Zhang 2023 (62)	Isch/hem	Subacute	57.20 ± 6.41	Cerebellum	The stimulus intensity was set to 80% of the active motor threshold. Stimulation was delivered as bursts of 3 pulses at 50 Hz, repeated at 5 Hz (2 s on and 8 s off) for a total of 600 pulses.	4 to 5 min/session, 5 times per week for 2 weeks.	EEG, HMDS, HAMA, MADRS, IDSSR, MMSE, MoCA, WMT, BNT	iTBS effectively regulated the cerebello-limbic-parietal circuit and alter microstate dynamics related to these regions, thereby enhancing emotional and cognitive functions.	Not reported

MCAO, Middle Cerebral Artery Occlusion; mNSS, Modified Neurological Deficit Score; MWM, Morris Water Maze; ELISA, Enzyme-Linked Immunosorbent Assay; LFB staining, Luxol Fast Blue Staining; IF staining, Immunofluorescence Staining; FJB staining, Fluoro-Jade B Staining; IHC staining, Immunohistochemistry Staining; HE staining, Hematoxylin-Eosin Staining; TEM, Transmission Electron Microscopy; tMCAO, Transient Middle Cerebral Artery Occlusion; SYN, Synaptophysin; PSD-95, Postsynaptic Density Protein 95; NORT, Novel Object Recognition Test; MRI, Magnetic Resonance Imaging; Isch, Ischemic; Hem, Hemorrhagic; DLPFC, Dorsolateral Prefrontal Cortex; RMT, Resting Motor Threshold; MoCA, Montreal Cognitive Assessment; BDNF, Brain-Derived Neurotrophic Factor; NGF, Nerve Growth Factor; fNIRS, Functional Near-Infrared Spectroscopy; MMSE, Mini-Mental State Examination Score; DST, Digit Span Test; WCST, Wisconsin Card Sorting Test; SDMT, Symbol Digit Modalities Test; WMS-RC, Wechsler Memory Scale-Revised in China; WAIS-RC, Chinese Revision of the Wechsler Adult Intelligence Scale; LOTCA, Loewenstein Occupational Therapy Cognitive Assessment; ERP, Event-Related Potential; EEG, Electroencephalography; HMDS, Hamilton Depression Scale; HAMA, Hamilton Anxiety Scale; MADRS, Montgomery-Asberg Depression Rating Scale; IDSSR, Depressive Symptom Self-Rating Scale; WMT, Working Memory Test; BNT, Boston Naming Test.

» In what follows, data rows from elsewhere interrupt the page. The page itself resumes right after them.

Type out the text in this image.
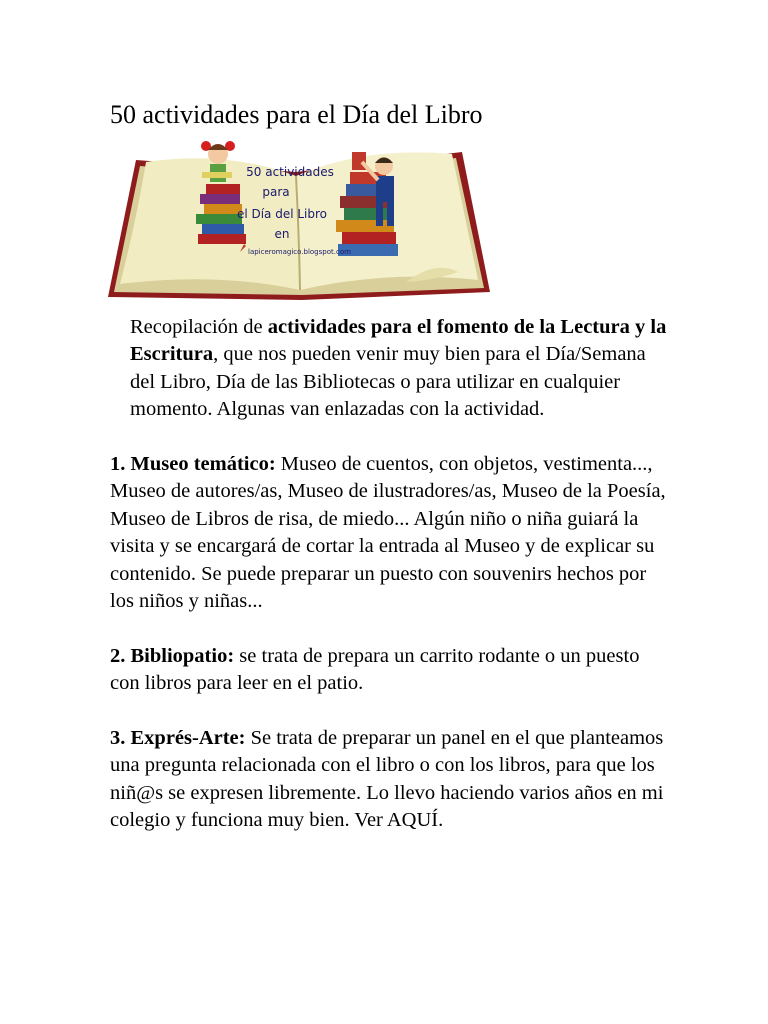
50 actividades para el Día del Libro
50 actividades
para
el Día del Libro
en
lapiceromagico.blogspot.com

Recopilación de actividades para el fomento de la Lectura y la Escritura, que nos pueden venir muy bien para el Día/Semana del Libro, Día de las Bibliotecas o para utilizar en cualquier momento. Algunas van enlazadas con la actividad.

1. Museo temático: Museo de cuentos, con objetos, vestimenta..., Museo de autores/as, Museo de ilustradores/as, Museo de la Poesía, Museo de Libros de risa, de miedo... Algún niño o niña guiará la visita y se encargará de cortar la entrada al Museo y de explicar su contenido. Se puede preparar un puesto con souvenirs hechos por los niños y niñas...

2. Bibliopatio: se trata de prepara un carrito rodante o un puesto con libros para leer en el patio.

3. Exprés-Arte: Se trata de preparar un panel en el que planteamos una pregunta relacionada con el libro o con los libros, para que los niñ@s se expresen libremente. Lo llevo haciendo varios años en mi colegio y funciona muy bien. Ver AQUÍ.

5.2. Transcranial electrical stimulation

TES administers a low-intensity electric current (1–4 mA) to the scalp, typically via two or more electrodes. According to the type of the applied current, TES can be categorized into tDCS, tACS, tRNS, transcranial pulsed current stimulation (tPCS), and temporal interference stimulation (TI) (63). The small size and portability of tDCS enhance its value as a neuromodulation tool (64). A clinical trial demonstrated that home-based tDCS with remote supervision can facilitate cognitive recovery in chronic stroke patients (65). When targeting deeper brain regions, such as the hippocampus (a region central to memory-related tasks) or the anterior cingulate cortex (a region involved in interference control), tDCS lacks sufficient penetration and focality to precisely target these areas without affecting the overlying cortex (66). However, the recently developed HD-tDCS can deliver a more focused current to the target region, partially addressing this limitation (67). Unlike TMS, tDCS does not directly trigger action potentials but modulates the resting membrane potential by regulating sodium-calcium channels and NMDARs, thereby altering the probability of neuronal discharge (68).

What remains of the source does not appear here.